A photo issued by Dominion Diamond Mines shows a diamond claimed to be the largest uncovered in North America
A photo issued by Dominion Diamond Mines in late 2018 shows a diamond claimed to be the largest uncovered in North America.

Dominion Diamond Mines on Thursday told staff a transaction selling its assets to parent group The Washington Companies had been given court approval.

Dominion is in creditor protection – effectively pausing most of its debts – as the company says it cannot sell diamonds during the Covid-19 pandemic and has no money to pay bills.

The NWT’s Ekati diamond mine is owned by Dominion, while it holds a 40-percent stake in the neighbouring Diavik mine.

A Thursday message to staff, seen by Cabin Radio, read: “We are reaching out to inform you that we successfully received court approval of the proposed Washington transaction.



“With this, we are now moving forward with the sales process.”

Court approval for the process does not mean the sale is a done deal.

Some of the groups owed money by Dominion have complained at the concept of a parent company bidding for its own subsidiary’s assets, amid fears the deal will see some investors and creditors lose out.

However, last Friday, a lawyer representing The Washington Companies said the group would walk away if the court did not grant approval during or immediately after that day’s hearing.



The way the deal is structured means there are various ways to work out the exact price Washington is offering to pay.

In court documents filed last week, the monitor – a court-appointed group that oversees Dominion’s creditor protection process – valued the bid at around $500 million, including operating liabilities, security for reclamation of the mine once it closes, and covering the cost of pensions.

That price could rise to almost $750 million if Washington also takes Dominion’s stake in the Diavik mine, although it is believed negotiations with Diavik majority stakeholder Rio Tinto (through subsidiary DDMI) continue.
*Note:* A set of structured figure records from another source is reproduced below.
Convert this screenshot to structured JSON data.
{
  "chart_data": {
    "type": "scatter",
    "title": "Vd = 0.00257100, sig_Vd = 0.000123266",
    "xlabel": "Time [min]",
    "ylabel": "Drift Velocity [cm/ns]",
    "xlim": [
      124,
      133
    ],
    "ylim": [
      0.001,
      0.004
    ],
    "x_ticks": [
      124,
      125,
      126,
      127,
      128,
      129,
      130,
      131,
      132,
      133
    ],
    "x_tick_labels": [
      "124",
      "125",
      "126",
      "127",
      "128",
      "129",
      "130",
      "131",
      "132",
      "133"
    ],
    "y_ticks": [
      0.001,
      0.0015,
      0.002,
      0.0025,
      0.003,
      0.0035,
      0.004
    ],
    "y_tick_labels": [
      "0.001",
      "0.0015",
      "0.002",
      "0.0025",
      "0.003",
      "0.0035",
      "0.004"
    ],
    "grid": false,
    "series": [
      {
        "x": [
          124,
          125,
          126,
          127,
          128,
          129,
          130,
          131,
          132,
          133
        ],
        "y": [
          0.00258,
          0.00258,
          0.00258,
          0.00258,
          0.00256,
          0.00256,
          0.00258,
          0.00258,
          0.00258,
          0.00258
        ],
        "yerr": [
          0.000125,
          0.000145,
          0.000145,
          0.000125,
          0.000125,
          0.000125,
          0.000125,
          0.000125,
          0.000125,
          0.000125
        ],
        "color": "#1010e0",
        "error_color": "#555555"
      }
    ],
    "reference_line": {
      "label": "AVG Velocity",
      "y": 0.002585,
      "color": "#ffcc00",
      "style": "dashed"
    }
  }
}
There are understood to be no other comparable bids for Dominion’s assets.

The consequences for the Diavik mine and its employees if Washington does not purchase Dominion’s 40-percent stake are unclear.

Companies accuse each other

Dominion and DDMI are currently fighting a separate court battle in which Dominion alleges DDMI has mismanaged operations at Diavik.

DDMI says it has operated Diavik successfully, acted appropriately, and will “vigorously defend these baseless claims.”

Each company has accused the other of acting irresponsibly during Covid-19. DDMI says Dominion should have kept Ekati open – it closed in March on safety grounds as the pandemic grew – while Dominion says Diavik should have similarly shut down.

Ekati’s closure saw more than 400 employees furloughed. Staff have a conference call scheduled for Friday morning to learn more about the proposed sale’s ramifications for their jobs.

Brendan Bell, former Dominion chief executive and now an independent member of the company’s board, last month said in court documents the sale to Washington would mean “the continued employment of nearly all of Dominion’s employees and the maintenance of a business partner to the significant number of companies, First Nations, and local communities who conduct business with Dominion.”